К слову, мне откровенно не спалось уже не первую ночь. Я смотрел на стоящую в углу гитару, поблескивающую в лунном свете, падающем из окна. На ее корпусе лукаво играли серебристые блики, кружась в танце. Завтра все решится.
А что, если мы не справимся? – Сомнения терзали меня, вкрадываясь в стройный хор моих мыслей. А если ничего не получится? Что будем делать? Продолжим и дальше гнаться за призрачной мечтой или бросим и поплывем по течению жизни? Эх, даже думать об этом не хочется. Может ли быть на самом деле так, что главная мечта жизни – на деле не стоит и выеденного яйца, а все остальное – лишь только то, что я сам себе придумал? Но как это – расстаться с музыкой? Словно оторвать от себя кусок, самый важный и нужный кусок. Центральный цветной осколок, что довершает прекрасный витраж. Тот самый, яркий и главный, без которого жизнь сразу станет пресной и серой. И всякий раз, когда вспомнишь, спустя много лет, будешь жалеть, что так и не попробовал всерьез прикоснуться к мечте, так лишь – ходил рядом.
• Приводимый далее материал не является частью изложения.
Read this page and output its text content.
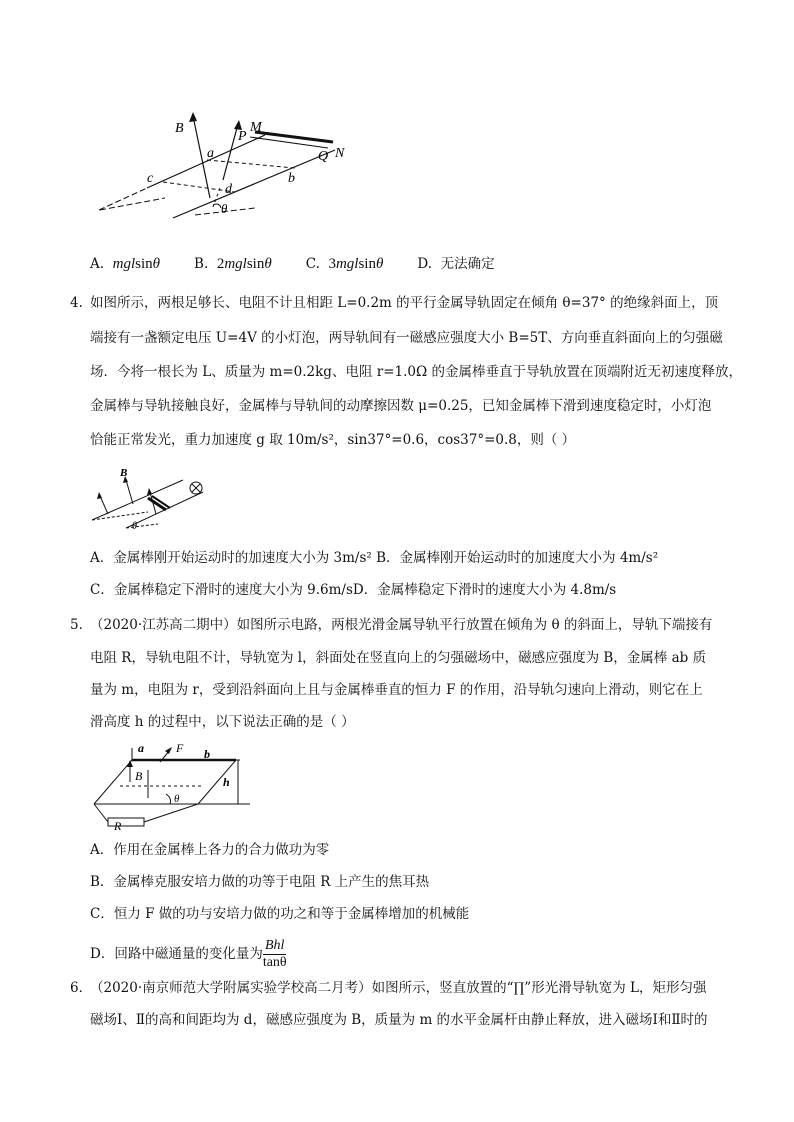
B
a
P
M
Q N
c
d
b
θ
A. mglsinθ	B. 2mglsinθ	C. 3mglsinθ	D. 无法确定
4. 如图所示，两根足够长、电阻不计且相距 L=0.2m 的平行金属导轨固定在倾角 θ=37° 的绝缘斜面上，顶
端接有一盏额定电压 U=4V 的小灯泡，两导轨间有一磁感应强度大小 B=5T、方向垂直斜面向上的匀强磁
场．今将一根长为 L、质量为 m=0.2kg、电阻 r=1.0Ω 的金属棒垂直于导轨放置在顶端附近无初速度释放，
金属棒与导轨接触良好，金属棒与导轨间的动摩擦因数 μ=0.25，已知金属棒下滑到速度稳定时，小灯泡
恰能正常发光，重力加速度 g 取 10m/s²，sin37°=0.6，cos37°=0.8，则（ ）
B
θ
A．金属棒刚开始运动时的加速度大小为 3m/s² B．金属棒刚开始运动时的加速度大小为 4m/s²
C．金属棒稳定下滑时的速度大小为 9.6m/sD．金属棒稳定下滑时的速度大小为 4.8m/s
5．
（2020·江苏高二期中）如图所示电路，两根光滑金属导轨平行放置在倾角为 θ 的斜面上，导轨下端接有
电阻 R，导轨电阻不计，导轨宽为 l，斜面处在竖直向上的匀强磁场中，磁感应强度为 B，金属棒 ab 质
量为 m，电阻为 r，受到沿斜面向上且与金属棒垂直的恒力 F 的作用，沿导轨匀速向上滑动，则它在上
滑高度 h 的过程中，以下说法正确的是（ ）
a	F b
B	h
θ
R
A．作用在金属棒上各力的合力做功为零
B．金属棒克服安培力做的功等于电阻 R 上产生的焦耳热
C．恒力 F 做的功与安培力做的功之和等于金属棒增加的机械能
D．回路中磁通量的变化量为 $\frac{\text{Bhl}}{\tan\theta}$
6．
（2020·南京师范大学附属实验学校高二月考）如图所示，竖直放置的“∏”形光滑导轨宽为 L，矩形匀强
磁场Ⅰ、Ⅱ的高和间距均为 d，磁感应强度为 B，质量为 m 的水平金属杆由静止释放，进入磁场Ⅰ和Ⅱ时的
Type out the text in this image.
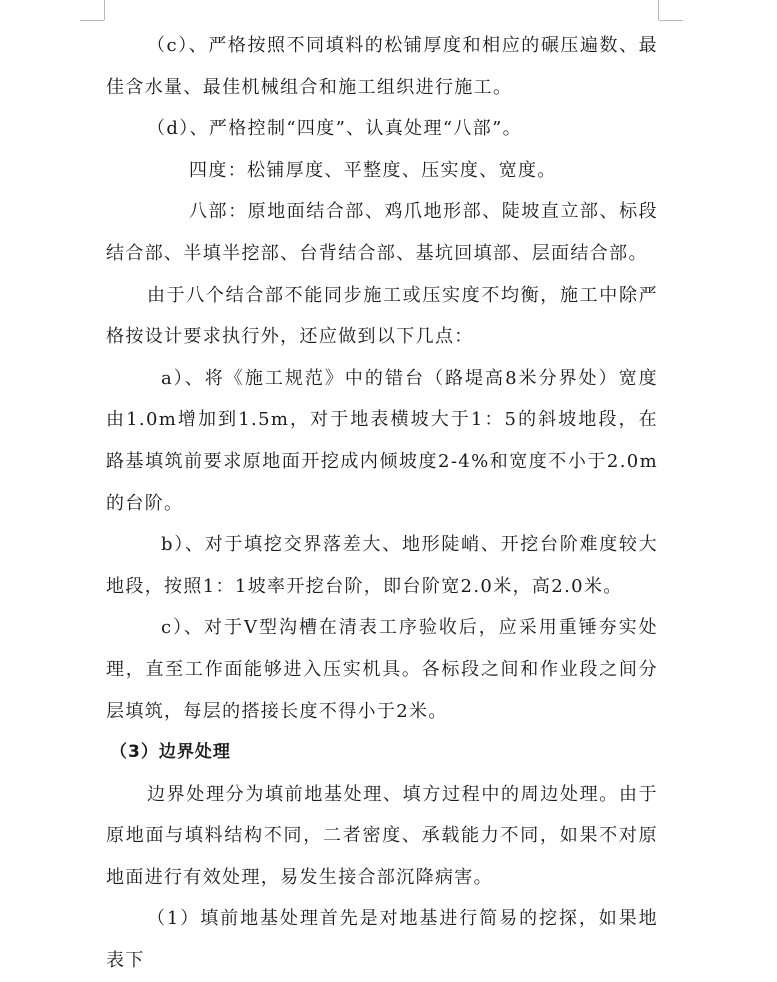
（c）、严格按照不同填料的松铺厚度和相应的碾压遍数、最佳含水量、最佳机械组合和施工组织进行施工。

（d）、严格控制“四度”、认真处理“八部”。

四度：松铺厚度、平整度、压实度、宽度。

八部：原地面结合部、鸡爪地形部、陡坡直立部、标段结合部、半填半挖部、台背结合部、基坑回填部、层面结合部。

由于八个结合部不能同步施工或压实度不均衡，施工中除严格按设计要求执行外，还应做到以下几点：

a）、将《施工规范》中的错台（路堤高8米分界处）宽度由1.0m增加到1.5m，对于地表横坡大于1：5的斜坡地段，在路基填筑前要求原地面开挖成内倾坡度2-4%和宽度不小于2.0m的台阶。

b）、对于填挖交界落差大、地形陡峭、开挖台阶难度较大地段，按照1：1坡率开挖台阶，即台阶宽2.0米，高2.0米。

c）、对于V型沟槽在清表工序验收后，应采用重锤夯实处理，直至工作面能够进入压实机具。各标段之间和作业段之间分层填筑，每层的搭接长度不得小于2米。

（3）边界处理

边界处理分为填前地基处理、填方过程中的周边处理。由于原地面与填料结构不同，二者密度、承载能力不同，如果不对原地面进行有效处理，易发生接合部沉降病害。

（1）填前地基处理首先是对地基进行简易的挖探，如果地表下
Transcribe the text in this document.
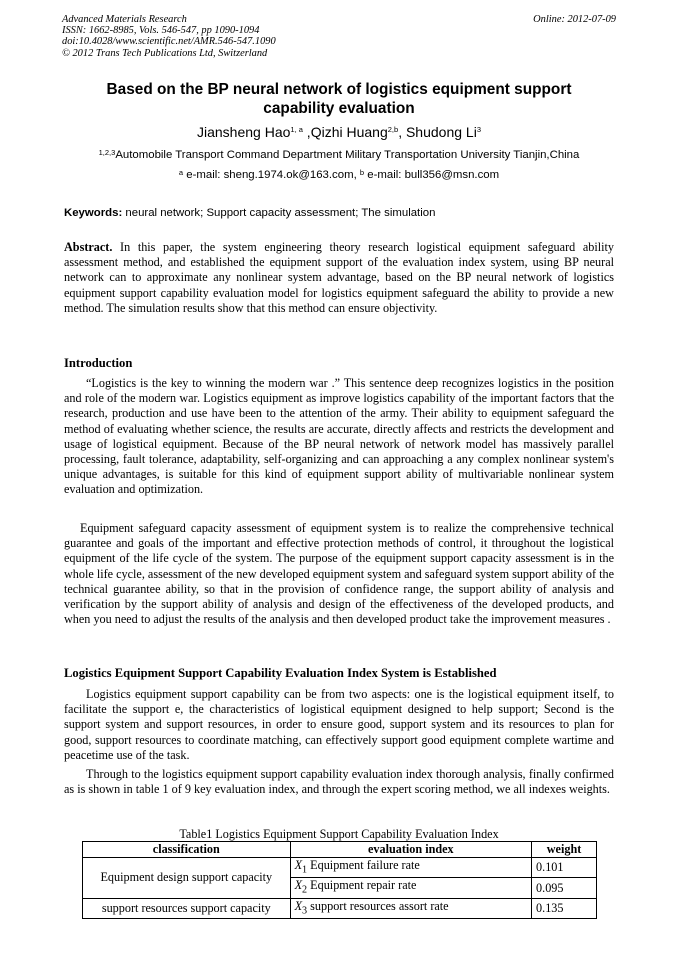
Advanced Materials Research
ISSN: 1662-8985, Vols. 546-547, pp 1090-1094
doi:10.4028/www.scientific.net/AMR.546-547.1090
© 2012 Trans Tech Publications Ltd, Switzerland
Online: 2012-07-09
Based on the BP neural network of logistics equipment support
capability evaluation
Jiansheng Hao$^{1, a}$ ,Qizhi Huang$^{2,b}$, Shudong Li$^3$
$^{1,2,3}$Automobile Transport Command Department Military Transportation University Tianjin,China
$^a$ e-mail: sheng.1974.ok@163.com, $^b$ e-mail: bull356@msn.com
Keywords: neural network; Support capacity assessment; The simulation
Abstract. In this paper, the system engineering theory research logistical equipment safeguard ability assessment method, and established the equipment support of the evaluation index system, using BP neural network can to approximate any nonlinear system advantage, based on the BP neural network of logistics equipment support capability evaluation model for logistics equipment safeguard the ability to provide a new method. The simulation results show that this method can ensure objectivity.
Introduction
“Logistics is the key to winning the modern war .” This sentence deep recognizes logistics in the position and role of the modern war. Logistics equipment as improve logistics capability of the important factors that the research, production and use have been to the attention of the army. Their ability to equipment safeguard the method of evaluating whether science, the results are accurate, directly affects and restricts the development and usage of logistical equipment. Because of the BP neural network of network model has massively parallel processing, fault tolerance, adaptability, self-organizing and can approaching a any complex nonlinear system's unique advantages, is suitable for this kind of equipment support ability of multivariable nonlinear system evaluation and optimization.
Equipment safeguard capacity assessment of equipment system is to realize the comprehensive technical guarantee and goals of the important and effective protection methods of control, it throughout the logistical equipment of the life cycle of the system. The purpose of the equipment support capacity assessment is in the whole life cycle, assessment of the new developed equipment system and safeguard system support ability of the technical guarantee ability, so that in the provision of confidence range, the support ability of analysis and verification by the support ability of analysis and design of the effectiveness of the developed products, and when you need to adjust the results of the analysis and then developed product take the improvement measures .
Logistics Equipment Support Capability Evaluation Index System is Established
Logistics equipment support capability can be from two aspects: one is the logistical equipment itself, to facilitate the support e, the characteristics of logistical equipment designed to help support; Second is the support system and support resources, in order to ensure good, support system and its resources to plan for good, support resources to coordinate matching, can effectively support good equipment complete wartime and peacetime use of the task.
Through to the logistics equipment support capability evaluation index thorough analysis, finally confirmed as is shown in table 1 of 9 key evaluation index, and through the expert scoring method, we all indexes weights.
Table1 Logistics Equipment Support Capability Evaluation Index
classification	evaluation index	weight
Equipment design support capacity	$X_1$ Equipment failure rate	0.101
	$X_2$ Equipment repair rate	0.095
support resources support capacity	$X_3$ support resources assort rate	0.135
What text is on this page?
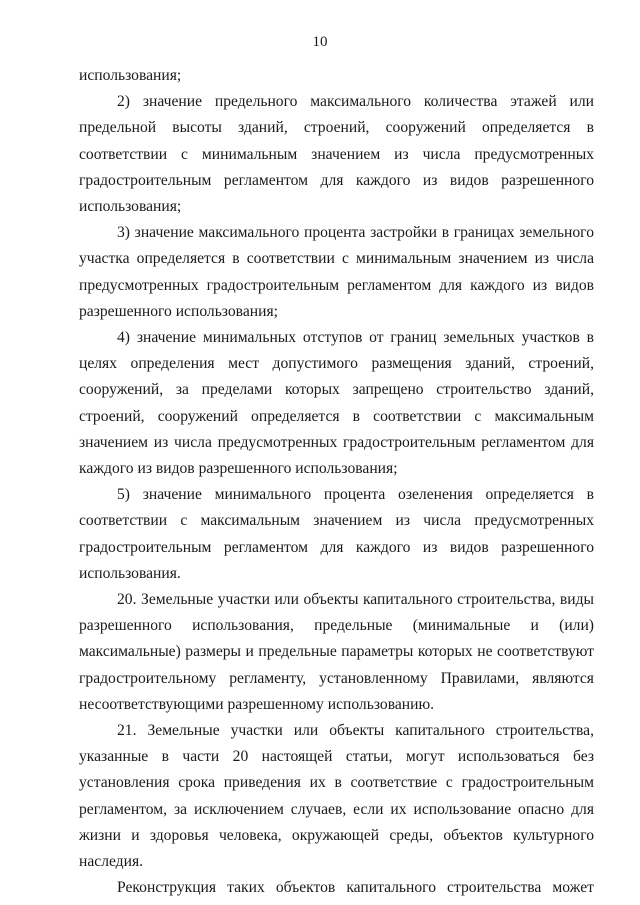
10

использования;

2) значение предельного максимального количества этажей или предельной высоты зданий, строений, сооружений определяется в соответствии с минимальным значением из числа предусмотренных градостроительным регламентом для каждого из видов разрешенного использования;

3) значение максимального процента застройки в границах земельного участка определяется в соответствии с минимальным значением из числа предусмотренных градостроительным регламентом для каждого из видов разрешенного использования;

4) значение минимальных отступов от границ земельных участков в целях определения мест допустимого размещения зданий, строений, сооружений, за пределами которых запрещено строительство зданий, строений, сооружений определяется в соответствии с максимальным значением из числа предусмотренных градостроительным регламентом для каждого из видов разрешенного использования;

5) значение минимального процента озеленения определяется в соответствии с максимальным значением из числа предусмотренных градостроительным регламентом для каждого из видов разрешенного использования.

20. Земельные участки или объекты капитального строительства, виды разрешенного использования, предельные (минимальные и (или) максимальные) размеры и предельные параметры которых не соответствуют градостроительному регламенту, установленному Правилами, являются несоответствующими разрешенному использованию.

21. Земельные участки или объекты капитального строительства, указанные в части 20 настоящей статьи, могут использоваться без установления срока приведения их в соответствие с градостроительным регламентом, за исключением случаев, если их использование опасно для жизни и здоровья человека, окружающей среды, объектов культурного наследия.

Реконструкция таких объектов капитального строительства может
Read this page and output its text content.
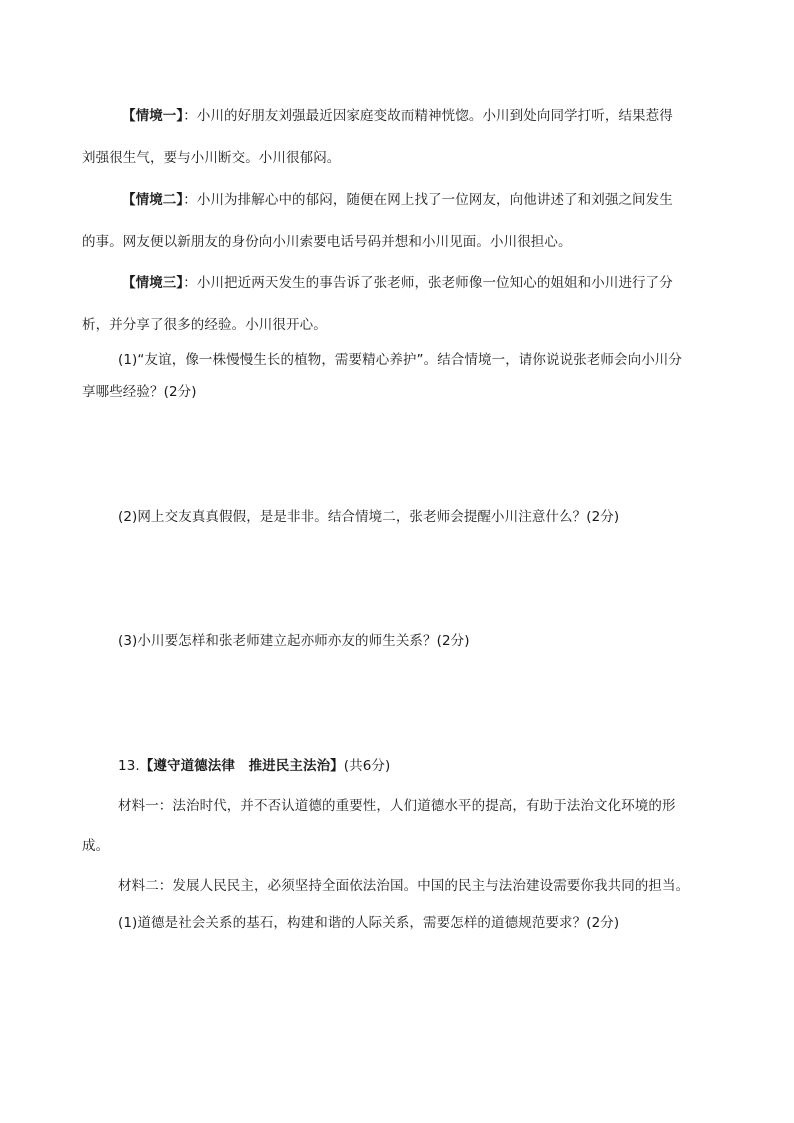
【情境一】：小川的好朋友刘强最近因家庭变故而精神恍惚。小川到处向同学打听，结果惹得
刘强很生气，要与小川断交。小川很郁闷。
【情境二】：小川为排解心中的郁闷，随便在网上找了一位网友，向他讲述了和刘强之间发生
的事。网友便以新朋友的身份向小川索要电话号码并想和小川见面。小川很担心。
【情境三】：小川把近两天发生的事告诉了张老师，张老师像一位知心的姐姐和小川进行了分
析，并分享了很多的经验。小川很开心。
(1)“友谊，像一株慢慢生长的植物，需要精心养护”。结合情境一，请你说说张老师会向小川分
享哪些经验？(2分)
(2)网上交友真真假假，是是非非。结合情境二，张老师会提醒小川注意什么？(2分)
(3)小川要怎样和张老师建立起亦师亦友的师生关系？(2分)
13.【遵守道德法律　推进民主法治】(共6分)
材料一：法治时代，并不否认道德的重要性，人们道德水平的提高，有助于法治文化环境的形
成。
材料二：发展人民民主，必须坚持全面依法治国。中国的民主与法治建设需要你我共同的担当。
(1)道德是社会关系的基石，构建和谐的人际关系，需要怎样的道德规范要求？(2分)
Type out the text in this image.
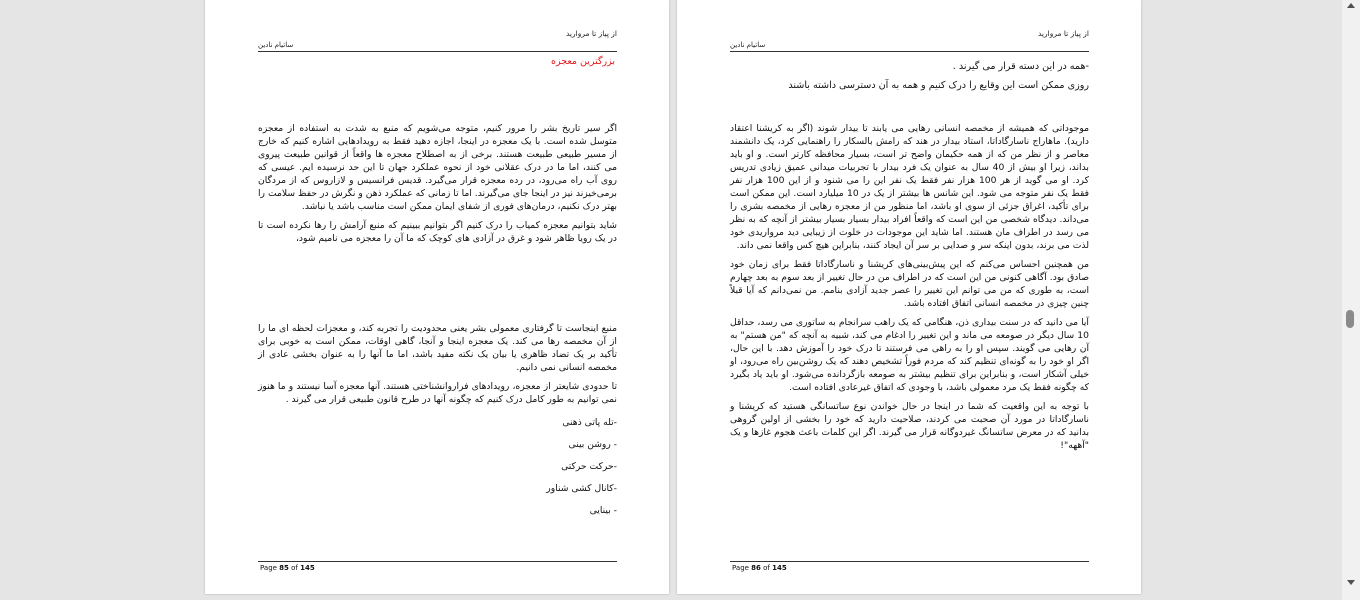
از پیاز تا مروارید
ساتیام نادین
بزرگترین معجزه

اگر سیر تاریخ بشر را مرور کنیم، متوجه می‌شویم که منبع به شدت به استفاده از معجزه متوسل شده است. با یک معجزه در اینجا، اجازه دهید فقط به رویدادهایی اشاره کنیم که خارج از مسیر طبیعی طبیعت هستند. برخی از به اصطلاح معجزه ها واقعاً از قوانین طبیعت پیروی می کنند، اما ما در درک عقلانی خود از نحوه عملکرد جهان تا این حد نرسیده ایم. عیسی که روی آب راه می‌رود، در رده معجزه قرار می‌گیرد. قدیس فرانسیس و لازاروس که از مردگان برمی‌خیزند نیز در اینجا جای می‌گیرند. اما تا زمانی که عملکرد ذهن و نگرش در حفظ سلامت را بهتر درک نکنیم، درمان‌های فوری از شفای ایمان ممکن است مناسب باشد یا نباشد.

شاید بتوانیم معجزه کمیاب را درک کنیم اگر بتوانیم ببینیم که منبع آرامش را رها نکرده است تا در یک رویا ظاهر شود و غرق در آزادی های کوچک که ما آن را معجزه می نامیم شود،

منبع اینجاست تا گرفتاری معمولی بشر یعنی محدودیت را تجربه کند، و معجزات لحظه ای ما را از آن مخمصه رها می کند. یک معجزه اینجا و آنجا، گاهی اوقات، ممکن است به خوبی برای تأکید بر یک تضاد ظاهری یا بیان یک نکته مفید باشد، اما ما آنها را به عنوان بخشی عادی از مخمصه انسانی نمی دانیم.

تا حدودی شایعتر از معجزه، رویدادهای فراروانشناختی هستند. آنها معجزه آسا نیستند و ما هنوز نمی توانیم به طور کامل درک کنیم که چگونه آنها در طرح قانون طبیعی قرار می گیرند .

-تله پاتی ذهنی
- روشن بینی
-حرکت حرکتی
-کانال کشی شناور
- بینایی
Page 85 of 145
از پیاز تا مروارید
ساتیام نادین
-همه در این دسته قرار می گیرند .
روزی ممکن است این وقایع را درک کنیم و همه به آن دسترسی داشته باشند

موجوداتی که همیشه از مخمصه انسانی رهایی می یابند تا بیدار شوند (اگر به کریشنا اعتقاد دارید). ماهاراج ناسارگاداتا، استاد بیدار در هند که رامش بالسکار را راهنمایی کرد، یک دانشمند معاصر و از نظر من که از همه حکیمان واضح تر است، بسیار محافظه کارتر است. و او باید بداند، زیرا او بیش از 40 سال به عنوان یک فرد بیدار با تجربیات میدانی عمیق زیادی تدریس کرد. او می گوید از هر 100 هزار نفر فقط یک نفر این را می شنود و از این 100 هزار نفر فقط یک نفر متوجه می شود. این شانس ها بیشتر از یک در 10 میلیارد است. این ممکن است برای تأکید، اغراق جزئی از سوی او باشد، اما منظور من از معجزه رهایی از مخمصه بشری را می‌داند. دیدگاه شخصی من این است که واقعاً افراد بیدار بسیار بسیار بیشتر از آنچه که به نظر می رسد در اطراف مان هستند. اما شاید این موجودات در خلوت از زیبایی دید مرواریدی خود لذت می برند، بدون اینکه سر و صدایی بر سر آن ایجاد کنند، بنابراین هیچ کس واقعا نمی داند.

من همچنین احساس می‌کنم که این پیش‌بینی‌های کریشنا و ناسارگاداتا فقط برای زمان خود صادق بود. آگاهی کنونی من این است که در اطراف من در حال تغییر از بعد سوم به بعد چهارم است، به طوری که من می توانم این تغییر را عصر جدید آزادی بنامم. من نمی‌دانم که آیا قبلاً چنین چیزی در مخمصه انسانی اتفاق افتاده باشد.

آیا می دانید که در سنت بیداری ذن، هنگامی که یک راهب سرانجام به ساتوری می رسد، حداقل 10 سال دیگر در صومعه می ماند و این تغییر را ادغام می کند، شبیه به آنچه که "من هستم" به آن رهایی می گویند. سپس او را به راهی می فرستند تا درک خود را آموزش دهد. با این حال، اگر او خود را به گونه‌ای تنظیم کند که مردم فوراً تشخیص دهند که یک روشن‌بین راه می‌رود، او خیلی آشکار است، و بنابراین برای تنظیم بیشتر به صومعه بازگردانده می‌شود. او باید یاد بگیرد که چگونه فقط یک مرد معمولی باشد، با وجودی که اتفاق غیرعادی افتاده است.

با توجه به این واقعیت که شما در اینجا در حال خواندن نوع ساتسانگی هستید که کریشنا و ناسارگاداتا در مورد آن صحبت می کردند، صلاحیت دارید که خود را بخشی از اولین گروهی بدانید که در معرض ساتسانگ غیردوگانه قرار می گیرند. اگر این کلمات باعث هجوم غازها و یک "آههه"!

Page 86 of 145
К черту! Пора спать. Нет смысла переживать за то, что не произошло и, возможно, вообще никогда не произойдет. Я знаю, я уверен в нас. Уверен, что завтра мы выложимся по полной. Выжмем из себя все возможное, чтобы доказать Вуду, а, главное, самим себе и ехидно улыбающейся фортуне силу нашей мечты. У каждого она своя, но единая, преумноженная на четыре, а значит, и в четыре раза сильнее. И только эта мысль успокоила меня, сняла все напряжение и мелкую дрожь. Я был уверен в каждом из нас, на сто, нет, на двести процентов. Твердо и абсолютно!
Мы появились на студии ко времени закрытия, когда наш возможный пропуск в мир большой музыки уже было собрался уезжать домой.
– Опаздываете, ребята. У Лайонела Шорта не так много времени, – он укоризненно посмотрел сначала на дорогие часы на руке, потом на нас, – ладно, студия там, идите подключайтесь.
В отличие от многих других радиостанций, радиоэфир Вуду не был круглосуточным хотя бы потому, что Лайонел работал один и чисто физически не мог находится там постоянно. Может, и странно, как-то по-домашнему, местечково что ли. Но все давно привыкли и воспринимали как данность, переключаясь на другую частоту ровно в восемь вечера, когда диджей гасил всю аппаратуру на станции.
– Начинайте, – сделал отмашку из-за стекла Вуду. Кажется, он уже немного заскучал в ожидании обещанного.
Я обернулся на парней. Хайер смотрелся несколько вальяжно, лениво перебирая струны на Энджи. Хемингуэй был сосредоточен, как бегун на низком старте, впрочем, с ним это всегда так. Эрл подбрасывал палочки, чуть ли не жонглируя ими. Ну, вроде все готовы. Тогда я – тем более.